Whilst doing a quick google search for “bokeh lights” in a hunt for some inspiration for some digital artwork I want to produce I came across a technique or phenomenon which goes by various phrases, but the term “Bokeh Altering” seems to sum it up best.

I won’t bore you all with the technical details about bokeh, but a brief description would be that it is a term derived from the Japanese word for “blur” (please don’t quote me on translations but it seems to be a generally accepted derivation). In photography it is used to describe the characteristic of the out of focus part of any photograph. Wide aperture lenses produce more aesthetically pleasing blurring when compared to standard lenses due to the nature of their construction. Again leaving out the details, alteration of this quality can lead to some really interesting results. The best thing about this is that it is really simple to produce, seriously, Blue Peter wouldn’t even have to bother with a “here’s one I made earlier”!

So for this little experiment I am attempting to alter the most easily recognisable characteristic of Bokeh. You’ll have seen it if you have ever watched a sappy movie where some star-crossed lovers are walking down a street at night, the camera cuts to a close up and the scene behind them is thrown into a glorious blur of night sky and soft circles of lights coming from  the street lights, passing cars and/or Christmas twinkly lights.

This blurring of these small light sources into perfectly round soft circles is what I am looking to alter…

You can literally chose any shape you like and as long you can cut it out of a piece of card you can do it.

For starters you will need a suitable lens. From what I have read the wider the aperture the better, for reasons that are a little technical and I will spare you all the details.  My lens of choice is the Nikon 50mm, F.1.8. It cost me about £75 on ebay brand new and it is still one of my favourite lenses!

I attached the lens to my Nikon D7000, as it was going to be a low light shot and the high ISO capabilities of this camera put my little old D80 to shame.  I could have used the D80 and mounted on a tripod to allow longer exposure time and get the same shot but I love shooting on my D7000 and using it handheld in this situation was just easier.

OK, to the pictures!

All you have to do is create a lens cap out of card that will fit over the lens and cut the desired shape into middle, the size of the hole is debatable but roughly l.5cm across seems to work quite well.

My D7000 with 50mm f/1.8 lens, capped with my star shaped bokeh altering cap

First shot…

Just to set the scene I took this shot without the star cap.
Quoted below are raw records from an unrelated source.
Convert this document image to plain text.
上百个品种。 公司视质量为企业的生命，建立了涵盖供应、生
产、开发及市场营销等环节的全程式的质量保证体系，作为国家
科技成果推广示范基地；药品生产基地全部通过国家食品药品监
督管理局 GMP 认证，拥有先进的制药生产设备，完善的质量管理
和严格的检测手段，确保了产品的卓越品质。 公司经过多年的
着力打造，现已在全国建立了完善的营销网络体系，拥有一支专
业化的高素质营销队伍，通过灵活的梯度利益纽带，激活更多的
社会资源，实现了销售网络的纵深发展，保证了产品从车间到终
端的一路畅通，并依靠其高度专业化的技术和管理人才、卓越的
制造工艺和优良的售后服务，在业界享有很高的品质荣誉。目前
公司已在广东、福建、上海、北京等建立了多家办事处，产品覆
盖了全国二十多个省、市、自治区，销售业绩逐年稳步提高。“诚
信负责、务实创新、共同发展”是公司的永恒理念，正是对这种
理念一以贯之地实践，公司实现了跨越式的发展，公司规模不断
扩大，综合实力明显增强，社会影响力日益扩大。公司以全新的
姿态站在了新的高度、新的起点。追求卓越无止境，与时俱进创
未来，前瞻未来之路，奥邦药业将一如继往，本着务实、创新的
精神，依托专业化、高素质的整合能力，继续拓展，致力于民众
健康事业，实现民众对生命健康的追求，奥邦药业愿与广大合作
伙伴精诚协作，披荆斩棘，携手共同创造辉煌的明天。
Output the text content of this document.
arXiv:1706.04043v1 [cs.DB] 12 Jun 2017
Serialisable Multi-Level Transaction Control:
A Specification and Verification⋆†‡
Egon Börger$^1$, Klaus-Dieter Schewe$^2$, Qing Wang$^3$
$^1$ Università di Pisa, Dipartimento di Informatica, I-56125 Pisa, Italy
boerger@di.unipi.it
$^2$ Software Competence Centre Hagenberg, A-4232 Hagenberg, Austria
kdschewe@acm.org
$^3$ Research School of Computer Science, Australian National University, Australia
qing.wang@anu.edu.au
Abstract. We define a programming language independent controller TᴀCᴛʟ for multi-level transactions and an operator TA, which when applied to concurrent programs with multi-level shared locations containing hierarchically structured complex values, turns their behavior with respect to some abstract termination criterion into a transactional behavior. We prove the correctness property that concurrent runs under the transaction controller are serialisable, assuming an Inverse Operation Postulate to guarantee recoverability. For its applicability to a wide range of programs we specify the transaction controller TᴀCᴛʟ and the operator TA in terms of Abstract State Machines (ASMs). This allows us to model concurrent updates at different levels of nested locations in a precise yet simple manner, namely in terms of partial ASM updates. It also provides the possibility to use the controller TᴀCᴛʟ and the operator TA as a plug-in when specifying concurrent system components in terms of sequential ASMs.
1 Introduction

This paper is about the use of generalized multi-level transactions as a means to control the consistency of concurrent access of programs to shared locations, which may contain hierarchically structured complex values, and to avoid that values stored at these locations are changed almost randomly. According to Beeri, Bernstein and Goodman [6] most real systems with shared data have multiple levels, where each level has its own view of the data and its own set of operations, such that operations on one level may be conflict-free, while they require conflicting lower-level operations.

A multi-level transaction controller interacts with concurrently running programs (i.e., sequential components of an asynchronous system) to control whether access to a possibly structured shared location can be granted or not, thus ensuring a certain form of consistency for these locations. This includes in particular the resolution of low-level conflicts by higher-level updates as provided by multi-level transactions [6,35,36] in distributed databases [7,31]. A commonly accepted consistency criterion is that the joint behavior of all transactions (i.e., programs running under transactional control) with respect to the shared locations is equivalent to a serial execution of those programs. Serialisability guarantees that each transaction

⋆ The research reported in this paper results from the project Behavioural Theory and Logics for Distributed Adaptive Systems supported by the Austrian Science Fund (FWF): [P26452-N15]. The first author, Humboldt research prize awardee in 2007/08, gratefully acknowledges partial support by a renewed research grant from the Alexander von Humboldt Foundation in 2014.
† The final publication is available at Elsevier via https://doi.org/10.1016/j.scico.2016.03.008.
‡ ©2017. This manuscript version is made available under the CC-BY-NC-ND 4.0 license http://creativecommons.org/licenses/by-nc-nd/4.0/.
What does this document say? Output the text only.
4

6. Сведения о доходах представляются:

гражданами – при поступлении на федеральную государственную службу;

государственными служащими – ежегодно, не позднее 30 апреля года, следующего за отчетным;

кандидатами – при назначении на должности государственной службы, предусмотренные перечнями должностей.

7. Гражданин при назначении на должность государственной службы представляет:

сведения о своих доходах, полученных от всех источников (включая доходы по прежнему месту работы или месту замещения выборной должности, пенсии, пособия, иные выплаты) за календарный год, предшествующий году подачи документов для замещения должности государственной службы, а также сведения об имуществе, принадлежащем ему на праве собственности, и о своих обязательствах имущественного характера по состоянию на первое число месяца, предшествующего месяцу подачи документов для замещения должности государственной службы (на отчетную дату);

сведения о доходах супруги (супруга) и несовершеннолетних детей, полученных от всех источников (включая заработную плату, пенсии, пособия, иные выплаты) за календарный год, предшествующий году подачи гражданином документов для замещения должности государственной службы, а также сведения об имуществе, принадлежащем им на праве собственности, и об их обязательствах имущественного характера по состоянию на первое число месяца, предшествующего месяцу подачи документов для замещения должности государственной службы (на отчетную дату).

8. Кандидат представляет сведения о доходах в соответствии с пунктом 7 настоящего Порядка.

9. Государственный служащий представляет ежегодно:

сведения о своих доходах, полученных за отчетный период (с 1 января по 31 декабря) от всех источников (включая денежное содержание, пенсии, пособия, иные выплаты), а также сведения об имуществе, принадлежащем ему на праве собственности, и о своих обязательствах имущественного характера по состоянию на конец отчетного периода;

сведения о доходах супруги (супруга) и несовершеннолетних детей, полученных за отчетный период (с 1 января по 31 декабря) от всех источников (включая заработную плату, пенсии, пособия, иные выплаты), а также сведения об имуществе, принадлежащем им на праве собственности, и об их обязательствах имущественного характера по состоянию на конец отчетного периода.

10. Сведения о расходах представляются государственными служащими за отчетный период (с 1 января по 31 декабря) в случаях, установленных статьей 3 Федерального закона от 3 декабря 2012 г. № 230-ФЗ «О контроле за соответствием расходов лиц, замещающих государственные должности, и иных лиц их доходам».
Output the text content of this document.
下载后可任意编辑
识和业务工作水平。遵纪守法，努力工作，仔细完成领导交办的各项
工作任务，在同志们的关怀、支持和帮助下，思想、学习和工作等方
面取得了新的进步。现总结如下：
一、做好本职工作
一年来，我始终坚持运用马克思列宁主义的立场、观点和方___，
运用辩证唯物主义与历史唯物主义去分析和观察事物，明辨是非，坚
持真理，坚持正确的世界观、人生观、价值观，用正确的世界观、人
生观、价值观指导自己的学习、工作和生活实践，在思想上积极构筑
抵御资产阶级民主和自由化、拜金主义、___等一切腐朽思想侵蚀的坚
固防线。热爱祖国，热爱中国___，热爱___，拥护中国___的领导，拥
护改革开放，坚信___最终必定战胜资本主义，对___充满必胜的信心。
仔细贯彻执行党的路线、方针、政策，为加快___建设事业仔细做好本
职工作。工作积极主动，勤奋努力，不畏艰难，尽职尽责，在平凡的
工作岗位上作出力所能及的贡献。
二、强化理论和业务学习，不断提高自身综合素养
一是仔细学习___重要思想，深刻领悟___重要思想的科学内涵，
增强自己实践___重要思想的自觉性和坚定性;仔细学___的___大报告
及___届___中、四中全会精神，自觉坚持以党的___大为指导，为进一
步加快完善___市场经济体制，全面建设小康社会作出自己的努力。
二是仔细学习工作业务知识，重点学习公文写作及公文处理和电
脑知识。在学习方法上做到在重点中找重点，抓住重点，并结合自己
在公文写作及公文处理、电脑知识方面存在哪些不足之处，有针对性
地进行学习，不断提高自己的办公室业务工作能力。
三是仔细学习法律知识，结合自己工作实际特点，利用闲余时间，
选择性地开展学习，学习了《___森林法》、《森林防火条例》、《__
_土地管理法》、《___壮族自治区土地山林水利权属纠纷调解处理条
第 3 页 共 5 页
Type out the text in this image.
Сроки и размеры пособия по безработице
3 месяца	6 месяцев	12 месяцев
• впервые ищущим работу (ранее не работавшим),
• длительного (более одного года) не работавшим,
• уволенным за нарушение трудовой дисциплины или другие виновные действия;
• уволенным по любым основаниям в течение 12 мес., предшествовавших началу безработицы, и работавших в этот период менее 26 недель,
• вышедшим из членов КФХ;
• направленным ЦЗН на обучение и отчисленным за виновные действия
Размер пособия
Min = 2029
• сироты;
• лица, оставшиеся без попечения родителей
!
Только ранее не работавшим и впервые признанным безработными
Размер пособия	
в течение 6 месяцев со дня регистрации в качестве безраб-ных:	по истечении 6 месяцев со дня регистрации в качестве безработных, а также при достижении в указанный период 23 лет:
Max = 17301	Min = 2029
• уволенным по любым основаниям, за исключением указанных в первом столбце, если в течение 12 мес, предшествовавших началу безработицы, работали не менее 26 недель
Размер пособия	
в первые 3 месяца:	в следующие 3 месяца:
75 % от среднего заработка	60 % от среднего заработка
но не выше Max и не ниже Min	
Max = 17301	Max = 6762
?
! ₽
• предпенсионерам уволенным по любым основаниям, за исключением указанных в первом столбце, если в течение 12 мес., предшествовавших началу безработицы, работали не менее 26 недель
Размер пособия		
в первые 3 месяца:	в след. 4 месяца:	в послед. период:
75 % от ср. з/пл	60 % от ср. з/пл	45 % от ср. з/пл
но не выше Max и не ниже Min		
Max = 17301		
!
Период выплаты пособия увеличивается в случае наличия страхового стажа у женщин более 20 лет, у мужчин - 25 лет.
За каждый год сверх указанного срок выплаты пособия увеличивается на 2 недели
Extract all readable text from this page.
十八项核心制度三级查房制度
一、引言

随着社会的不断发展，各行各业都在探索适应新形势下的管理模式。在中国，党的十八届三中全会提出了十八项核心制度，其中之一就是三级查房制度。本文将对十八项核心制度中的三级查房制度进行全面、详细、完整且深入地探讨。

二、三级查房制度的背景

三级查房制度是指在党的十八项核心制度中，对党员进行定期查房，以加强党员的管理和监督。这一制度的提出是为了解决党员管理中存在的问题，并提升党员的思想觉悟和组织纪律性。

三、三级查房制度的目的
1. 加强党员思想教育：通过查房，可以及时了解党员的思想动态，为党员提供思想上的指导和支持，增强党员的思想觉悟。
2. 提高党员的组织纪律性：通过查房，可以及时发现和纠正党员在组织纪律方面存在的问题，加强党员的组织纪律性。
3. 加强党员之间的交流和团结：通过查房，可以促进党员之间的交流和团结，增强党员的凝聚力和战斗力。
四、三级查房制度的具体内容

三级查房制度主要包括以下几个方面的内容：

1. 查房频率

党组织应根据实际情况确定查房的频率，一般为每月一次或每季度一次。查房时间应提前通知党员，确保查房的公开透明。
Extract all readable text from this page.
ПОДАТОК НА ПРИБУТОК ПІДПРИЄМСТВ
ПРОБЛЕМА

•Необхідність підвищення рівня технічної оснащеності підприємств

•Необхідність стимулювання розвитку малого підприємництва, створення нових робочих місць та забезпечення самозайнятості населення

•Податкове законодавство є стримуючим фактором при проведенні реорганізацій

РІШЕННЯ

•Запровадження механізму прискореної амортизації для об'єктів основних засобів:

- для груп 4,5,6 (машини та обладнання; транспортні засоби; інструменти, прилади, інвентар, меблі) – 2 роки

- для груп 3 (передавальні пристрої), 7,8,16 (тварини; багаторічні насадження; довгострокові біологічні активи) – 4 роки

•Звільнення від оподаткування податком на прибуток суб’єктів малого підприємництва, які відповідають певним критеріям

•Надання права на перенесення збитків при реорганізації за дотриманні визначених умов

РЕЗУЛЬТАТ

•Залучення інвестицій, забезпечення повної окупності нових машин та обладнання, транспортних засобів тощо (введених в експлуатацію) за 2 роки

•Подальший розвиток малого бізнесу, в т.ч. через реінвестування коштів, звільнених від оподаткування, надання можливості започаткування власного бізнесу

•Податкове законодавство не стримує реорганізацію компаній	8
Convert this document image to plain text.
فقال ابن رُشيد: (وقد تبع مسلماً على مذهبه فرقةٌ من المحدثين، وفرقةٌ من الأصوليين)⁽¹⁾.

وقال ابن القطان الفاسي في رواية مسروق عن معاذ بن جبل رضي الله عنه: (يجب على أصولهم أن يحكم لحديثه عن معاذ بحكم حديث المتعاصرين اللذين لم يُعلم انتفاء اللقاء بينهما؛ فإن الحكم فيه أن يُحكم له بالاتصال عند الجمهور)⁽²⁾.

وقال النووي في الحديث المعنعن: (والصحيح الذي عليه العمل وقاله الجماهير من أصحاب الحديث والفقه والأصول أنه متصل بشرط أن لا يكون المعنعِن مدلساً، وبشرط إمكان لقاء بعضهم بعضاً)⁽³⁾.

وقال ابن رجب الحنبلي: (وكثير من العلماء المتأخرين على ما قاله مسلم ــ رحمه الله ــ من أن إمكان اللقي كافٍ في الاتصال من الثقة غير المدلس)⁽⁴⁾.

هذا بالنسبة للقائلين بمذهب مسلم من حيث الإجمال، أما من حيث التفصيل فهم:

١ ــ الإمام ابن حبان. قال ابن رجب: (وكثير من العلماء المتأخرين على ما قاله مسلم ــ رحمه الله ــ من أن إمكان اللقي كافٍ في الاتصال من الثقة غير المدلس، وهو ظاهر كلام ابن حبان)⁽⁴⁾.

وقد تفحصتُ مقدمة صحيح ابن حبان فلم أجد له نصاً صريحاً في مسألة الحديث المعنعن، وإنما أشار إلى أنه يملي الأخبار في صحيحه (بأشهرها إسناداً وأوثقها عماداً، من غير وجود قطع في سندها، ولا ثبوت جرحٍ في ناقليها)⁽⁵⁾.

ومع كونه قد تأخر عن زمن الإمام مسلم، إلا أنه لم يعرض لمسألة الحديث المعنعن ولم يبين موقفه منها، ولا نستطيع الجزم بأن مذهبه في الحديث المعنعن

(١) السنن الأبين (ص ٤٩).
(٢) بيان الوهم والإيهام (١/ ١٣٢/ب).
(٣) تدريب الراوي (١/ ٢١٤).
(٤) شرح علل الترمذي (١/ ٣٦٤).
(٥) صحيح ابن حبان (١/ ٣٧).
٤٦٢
I’ve taken this shot on numerous days and nights and even had a couple published on the Manchester Evening News website. Tonight has been a cloudy, drizzling rain sort of night so I quite surprised how nice this turned out.

Setting the scene, the skyline view from my balcony, in focus, with no bokeh altering cap,

Second Shot…

The control. Again not using the star cap, this shot is to show the natural bokeh effect created by forcing the lens out of focus.

Shot 2, skyline out of focus with no bokeh altering cap.

As you can see, the points of light in the photo have been blurred into creamy soft circles. This particular shot was taken by manually focussing the lens to about halfway between the infinity setting and the closest possible setting. I took one shot with the lens focussed at it’s minimum bit it was so fantastically blurred, all the circles merged together, which would not illustrate the point as clearly.

Third shot, the big finale…

OK, with the lens manually focussed the same as before, I placed the lens cap over the front of the lens and shot the exact same scene…. here it comes…

Skyline shot with bokeh altering star shaped lens cap.

Ta da! Voila! There you go! As simple as that. As you can see, all of those lovely soft circles have been “magically” transformed into stars!

I can’t wait to get out and experiment a little more with this. I’d like to play around a little bit with some foreground detail in focus and some off camera flash effects. The possibilities, as they say, are endless!

For those who enjoyed this brief experiment and would like to know more  of the details of why this occurs you can either google the term “Bokeh” or “Bokeh Adjustment” and read to your heart’s content. Alternatively you can message me and we can have an in depth “geek-out” about the subject!

So as it is now midnight and a certain someone has fallen asleep on the couch I’d better sign off.